È arrivato in libreria – precisamente dal 28 gennaio – il terzo volume di Jalna, la saga canadese di Mazo de la Roche che è diventata sempre più appassionante e che intende riservarci tante sorprese, dato che sarà composta di tanti altri volumi. Questo terzo capitolo è intitolato La fortuna di Finch perché, come nel precedente, la figura centrale della vicenda è Finch Whiteoak, che è colui che verso i diciotto anni ha ereditato il patrimonio della nonna Adeline. Dopo essere stato sbeffeggiato e ingiuriato dai familiari, al punto che per la sua personalità molto fragile ha tentato il suicidio, ora sta per compiere ventun’anni e avrà la possibilità di accedere all’eredità. Nel frattempo sembra che tutti i Whiteoak si siano rassegnati all’idea che i soldi siano andati a Finch, e quasi a voler sotterrare l’ascia di guerra decidono di organizzargli una festa di compleanno che farà sentire il ragazzo apprezzato e amato, almeno per quel che i suoi familiari riescono a fare. Lui sente molto il peso di questo patrimonio e decide di non tenerlo per sé, ma di fare dei regali a tutti, come per esempio una macchina a Piers, un aiuto economico a Meg e Maurice… e, forse la cosa più importante, un viaggio agli zii Nicholas ed Ernest. Zii e nipote partiranno per l’Inghilterra per passare un po’ di tempo con la zia Augusta nelle campagne del Devon.

«Detto tra noi, credo che il mio scopo nella vita sia essere il più altruista possibile.»
«Ottimo proposito», disse Ernest. «Secondo la mia esperienza, rendere felici gli altri porta felicità anche a noi stessi».

Finch troverà il modo di spendere altri soldi investendoli in maniera rischiosa o prestandoli a qualcuno a cui servono, ma la cosa più strabiliante che gli capita è proprio quel viaggio in Inghilterra, dove Augusta ha deciso di fargli conoscere la cugina Sarah, così simile a lui e così strana nei comportamenti che quasi quasi i due ragazzi potrebbero essere più che cugini. Ma la vita non è mai facile, si sa, e il ragazzo dovrà vedersela con un rivale.
Altro capitolo quello di Renny e Alayne, che in precedenza sono stati così innamorati e adesso devono affrontare dei problemi legati soprattutto al fatto che lei non è una vera Whiteoak. E abbiamo già visto nei due volumi che precedono questo quanto la loro sia una famiglia chiusa, unita e forte a modo suo, ma che difficilmente accetta i membri esterni.
Ma tutti questi sconvolgimenti accadono mentre Ernest e Nicholas sono, appunto, in Inghilterra. Come troveranno i due anziani zii la loro casa al ritorno?

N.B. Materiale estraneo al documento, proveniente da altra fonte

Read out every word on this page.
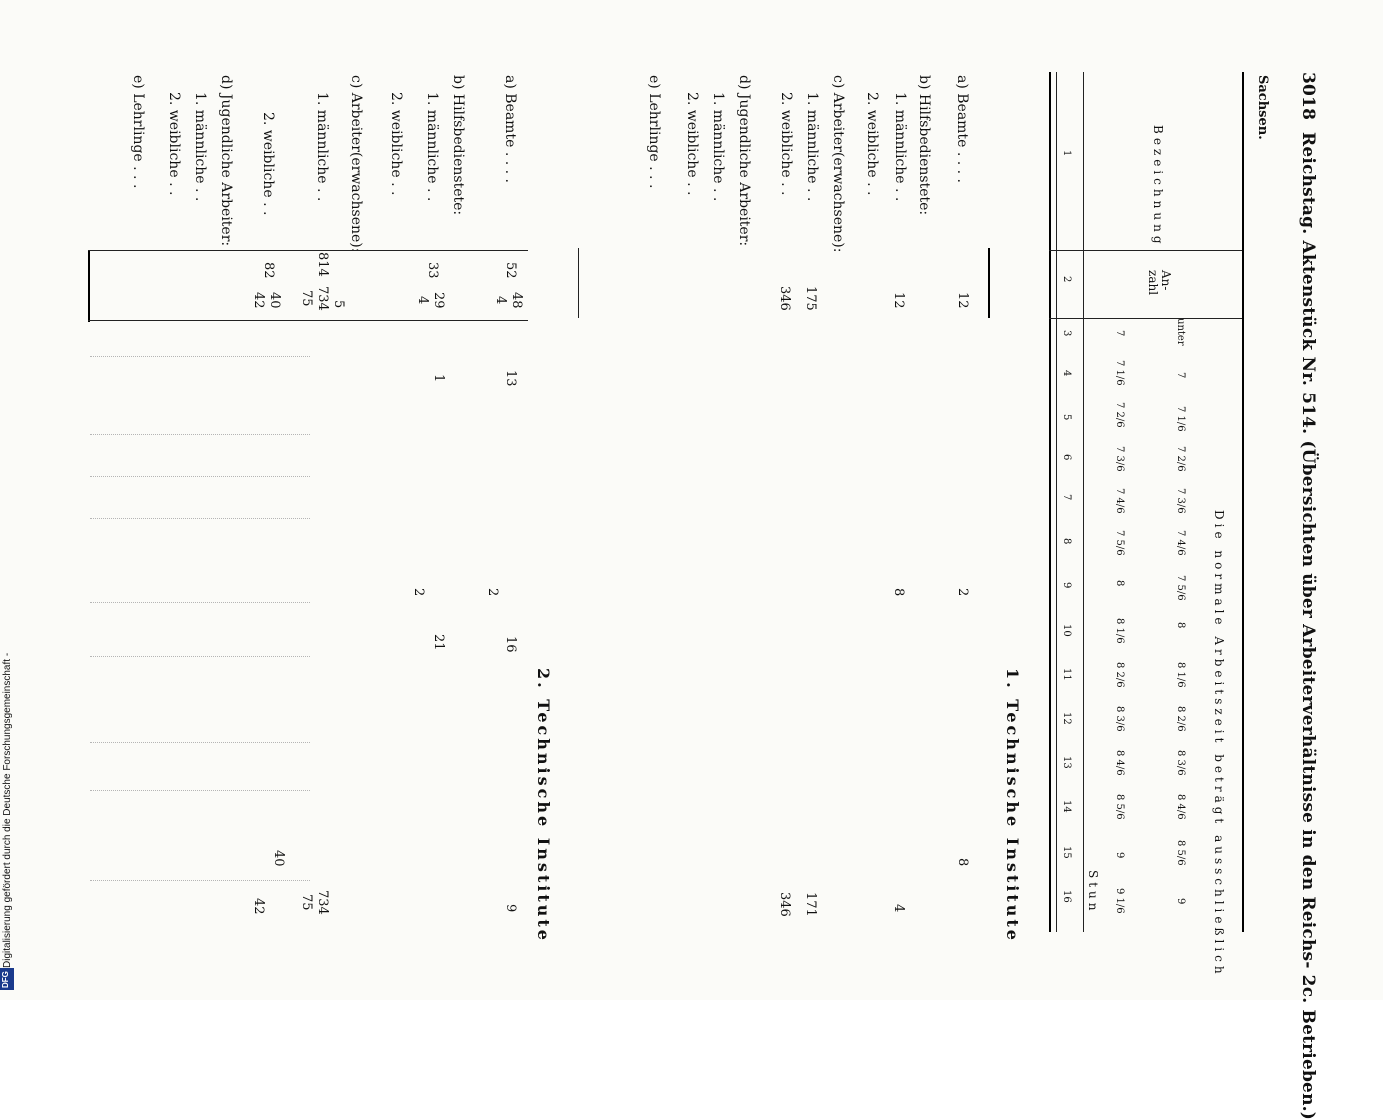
3018
Reichstag. Aktenstück Nr. 514. (Übersichten über Arbeiterverhältnisse in den Reichs- 2c. Betrieben.)
Sachsen.
Bezeichnung
An-
zahl
Die normale Arbeitszeit beträgt ausschließlich
Stun
unter
7
7
7 1/6
7 1/6
7 2/6
7 2/6
7 3/6
7 3/6
7 4/6
7 4/6
7 5/6
7 5/6
8
8
8 1/6
8 1/6
8 2/6
8 2/6
8 3/6
8 3/6
8 4/6
8 4/6
8 5/6
8 5/6
9
9
9 1/6
1
2
3
4
5
6
7
8
9
10
11
12
13
14
15
16
1. Technische Institute
a) Beamte . . . .
12
2
8
b) Hilfsbedienstete:
1. männliche . .
12
8
4
2. weibliche . .
c) Arbeiter(erwachsene):
1. männliche . .
175
171
2. weibliche . .
346
346
d) Jugendliche Arbeiter:
1. männliche . .
2. weibliche . .
e) Lehrlinge . . .
2. Technische Institute
a) Beamte . . . .
52
48
4
13
2
16
9
b) Hilfsbedienstete:
1. männliche . .
33
29
4
1
21
2. weibliche . .
2
c) Arbeiter(erwachsene):
1. männliche . .
814
5
734
75
734
75
2. weibliche . .
82
40
42
40
42
d) Jugendliche Arbeiter:
1. männliche . .
2. weibliche . .
e) Lehrlinge . . .
Digitalisierung gefördert durch die Deutsche Forschungsgemeinschaft -
DFG
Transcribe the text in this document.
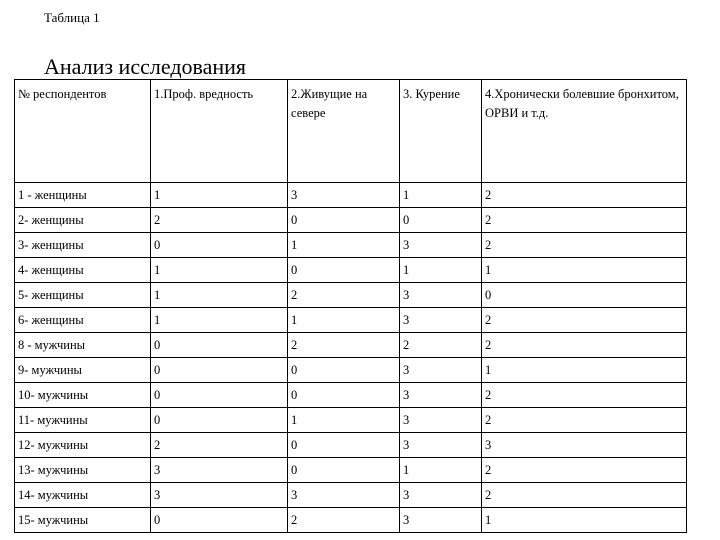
Таблица 1
Анализ исследования
№ респондентов	1.Проф. вредность	2.Живущие на севере	3. Курение	4.Хронически болевшие бронхитом, ОРВИ и т.д.
1 - женщины	1	3	1	2
2- женщины	2	0	0	2
3- женщины	0	1	3	2
4- женщины	1	0	1	1
5- женщины	1	2	3	0
6- женщины	1	1	3	2
8 - мужчины	0	2	2	2
9- мужчины	0	0	3	1
10- мужчины	0	0	3	2
11- мужчины	0	1	3	2
12- мужчины	2	0	3	3
13- мужчины	3	0	1	2
14- мужчины	3	3	3	2
15- мужчины	0	2	3	1
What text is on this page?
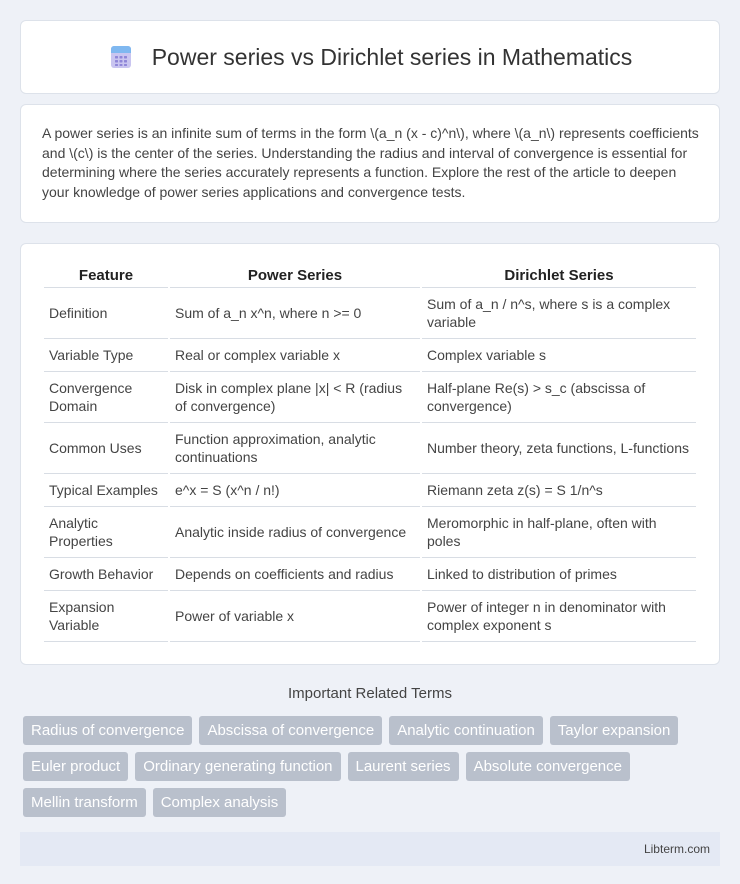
Power series vs Dirichlet series in Mathematics
A power series is an infinite sum of terms in the form \(a_n (x - c)^n\), where \(a_n\) represents coefficients and \(c\) is the center of the series. Understanding the radius and interval of convergence is essential for determining where the series accurately represents a function. Explore the rest of the article to deepen your knowledge of power series applications and convergence tests.
Feature	Power Series	Dirichlet Series
Definition	Sum of a_n x^n, where n >= 0	Sum of a_n / n^s, where s is a complex variable
Variable Type	Real or complex variable x	Complex variable s
Convergence Domain	Disk in complex plane |x| < R (radius of convergence)	Half-plane Re(s) > s_c (abscissa of convergence)
Common Uses	Function approximation, analytic continuations	Number theory, zeta functions, L-functions
Typical Examples	e^x = S (x^n / n!)	Riemann zeta z(s) = S 1/n^s
Analytic Properties	Analytic inside radius of convergence	Meromorphic in half-plane, often with poles
Growth Behavior	Depends on coefficients and radius	Linked to distribution of primes
Expansion Variable	Power of variable x	Power of integer n in denominator with complex exponent s
Important Related Terms
Radius of convergence	Abscissa of convergence	Analytic continuation	Taylor expansion
Euler product	Ordinary generating function	Laurent series	Absolute convergence
Mellin transform	Complex analysis
Libterm.com
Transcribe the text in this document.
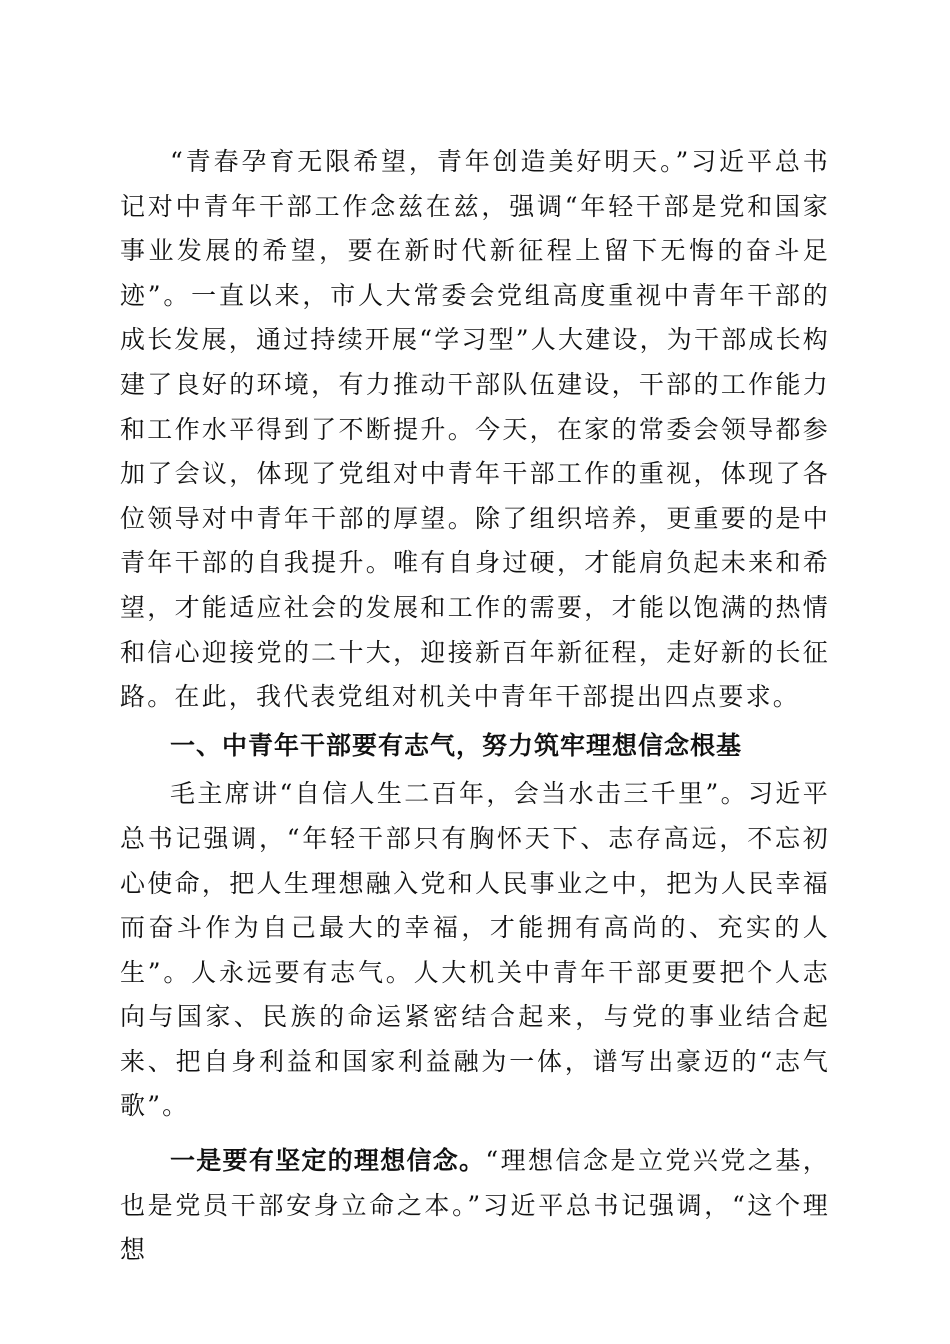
“青春孕育无限希望，青年创造美好明天。”习近平总书记对中青年干部工作念兹在兹，强调“年轻干部是党和国家事业发展的希望，要在新时代新征程上留下无悔的奋斗足迹”。一直以来，市人大常委会党组高度重视中青年干部的成长发展，通过持续开展“学习型”人大建设，为干部成长构建了良好的环境，有力推动干部队伍建设，干部的工作能力和工作水平得到了不断提升。今天，在家的常委会领导都参加了会议，体现了党组对中青年干部工作的重视，体现了各位领导对中青年干部的厚望。除了组织培养，更重要的是中青年干部的自我提升。唯有自身过硬，才能肩负起未来和希望，才能适应社会的发展和工作的需要，才能以饱满的热情和信心迎接党的二十大，迎接新百年新征程，走好新的长征路。在此，我代表党组对机关中青年干部提出四点要求。

一、中青年干部要有志气，努力筑牢理想信念根基

毛主席讲“自信人生二百年，会当水击三千里”。习近平总书记强调，“年轻干部只有胸怀天下、志存高远，不忘初心使命，把人生理想融入党和人民事业之中，把为人民幸福而奋斗作为自己最大的幸福，才能拥有高尚的、充实的人生”。人永远要有志气。人大机关中青年干部更要把个人志向与国家、民族的命运紧密结合起来，与党的事业结合起来、把自身利益和国家利益融为一体，谱写出豪迈的“志气歌”。

一是要有坚定的理想信念。“理想信念是立党兴党之基，也是党员干部安身立命之本。”习近平总书记强调，“这个理想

«Finora non ci siamo mai trovati senza un familiare anziano in casa. È stato come se avessimo gettato in mare la zavorra che ci stabilizzava.»

Abbiamo già detto che una grande parte di questo romanzo si svolge in Inghilterra, ed è un bel cambio di scenario per questa storia in cui gioca un ruolo importantissimo la casa di famiglia, Jalna, appunto. Le descrizioni delle campagne del Devon e della vita in terra britannica sono affidate agli occhi di Finch che ne assapora ogni minimo dettaglio rendendolo quasi poetico. La natura, il cielo, le piante e perfino gli animali – oltre alle persone che conosce e incontra lì – hanno qualcosa da insegnargli, qualcosa che gli rimarrà sempre nel cuore e lo farà tornare a casa cambiato, forse anche più sicuro di sé, ma senza fargli smarrire la sua essenza.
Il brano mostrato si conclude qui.